Expensive fuel in France: insufficient aid and a standoff on the road that threatens SMEs and the self-employed

by Marisela Presa

The surge in fuel prices in France, driven by geopolitical conflicts and tensions in the Middle East, has hit the road transport sector particularly hard. Diesel, the essential fuel for their activity, has seen increases that at times have approached €2.40 per litre, rapidly eroding companies’ profit margins and threatening the viability of many of them. In response to this crisis, the streets of Paris and the country’s main arteries have become the scene of a daily struggle for survival, with “snail” operations and blockades that reveal an unceasing outrage.

Faced with this pressure, the French government has deployed an arsenal of aid, though without fully easing the tension.
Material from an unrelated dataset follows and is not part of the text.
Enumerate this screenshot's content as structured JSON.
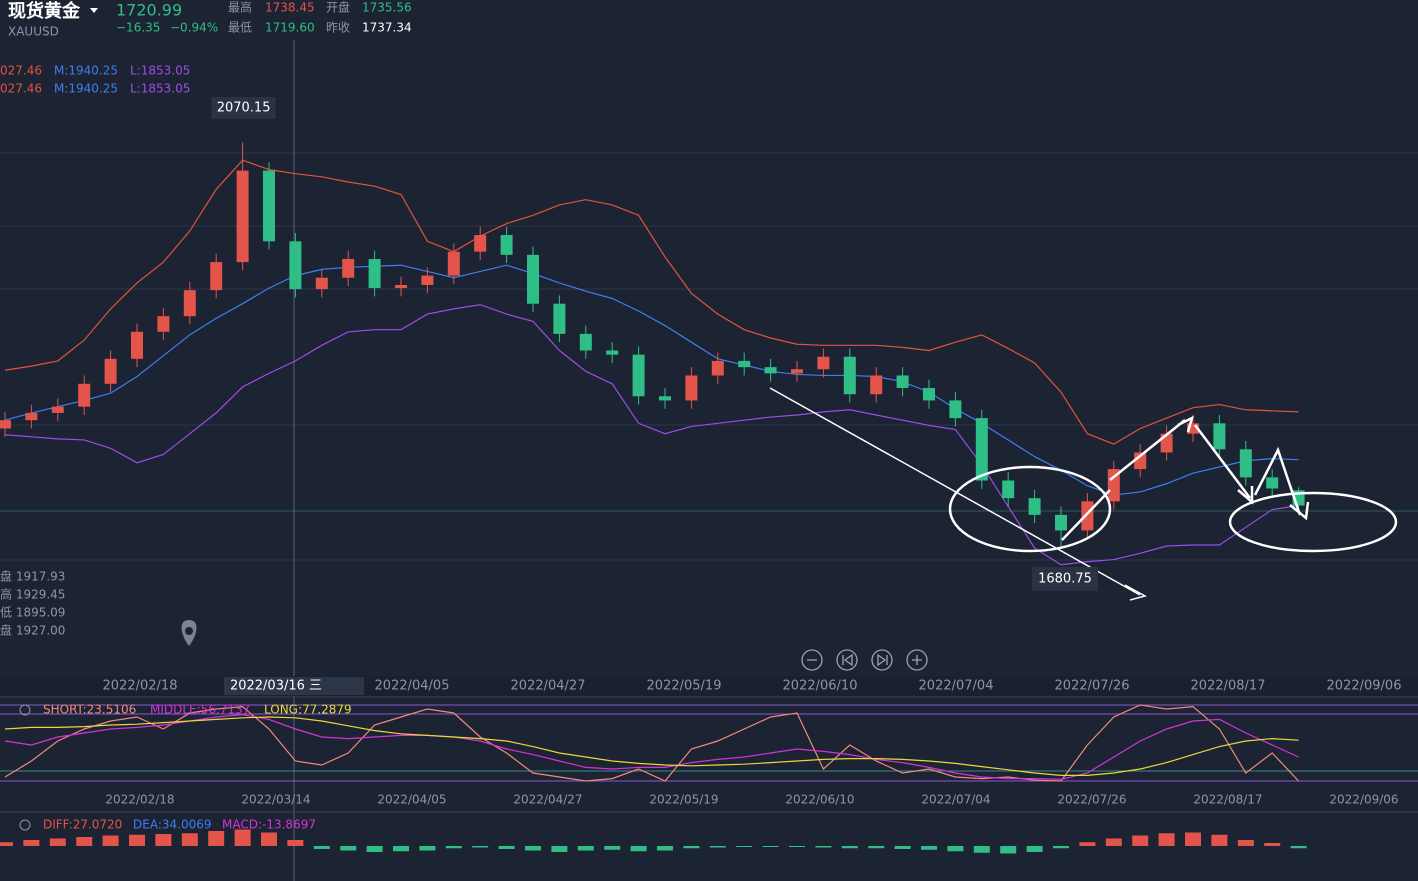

The main tool is a partial refund scheme for the energy tax (formerly TICPE), which allows hauliers to recover part of the cost of fuel. This mechanism is complemented by emergency aid packages that injected tens of millions of euros (in March 2026, for example) to subsidise fuel by approximately €0.2 per litre. The government has also shown some flexibility, extending the application period of these aids and initially ruling out direct price controls, though without closing the door to regulating profit margins if the situation worsens.

The impact on the ecosystem of small businesses and the self‑employed has been as profound as it is uneven. Large transport companies can, in theory, pass on part of the extra cost to their customers through fuel adjustment clauses, but small firms and the self‑employed lack that bargaining power. For them, the government subsidy has been perceived as “complex, cumbersome and insufficient”. The Organisation of European Road Transporters (OTRE) has denounced that the current measures are not enough for companies operating with ever‑shrinking margins. The situation is so critical that the French government has been forced to launch emergency loans of between €5,000 and €50,000 to help these small businesses weather the storm.

The government’s response, led by Minister Philippe Tabarot, has been a campaign of targeted aid marked by caution. Aware that it cannot repeat the blank cheques of the past, the executive insists on the need for directed and sustainable support. However, this strategy has clashed head‑on with the desperation of a sector that feels the state is acting too late and poorly. The protests, which began in September 2025 under the slogan “Let’s block everything” (“Bloquons Tout”), have not ceased, with hauliers blocking refineries and slowing traffic on the approaches to Paris, revealing a widening gap between real needs and what the French executive is willing to concede.

In conclusion, France is facing a fuel crisis that is testing the limits of its welfare state and social cohesion. The government, caught between the demands of a key economic sector and budgetary constraints, has opted for a strategy of surgical, precision aid. However, for hauliers, small business owners and the self‑employed who see their daily livelihood consumed in their vehicle tanks, these measures often seem like a mere patch. The situation remains volatile, and the government has warned that aid will be adjusted on the fly, leaving the big question of whether this strategy will be enough to avoid a total economic paralysis.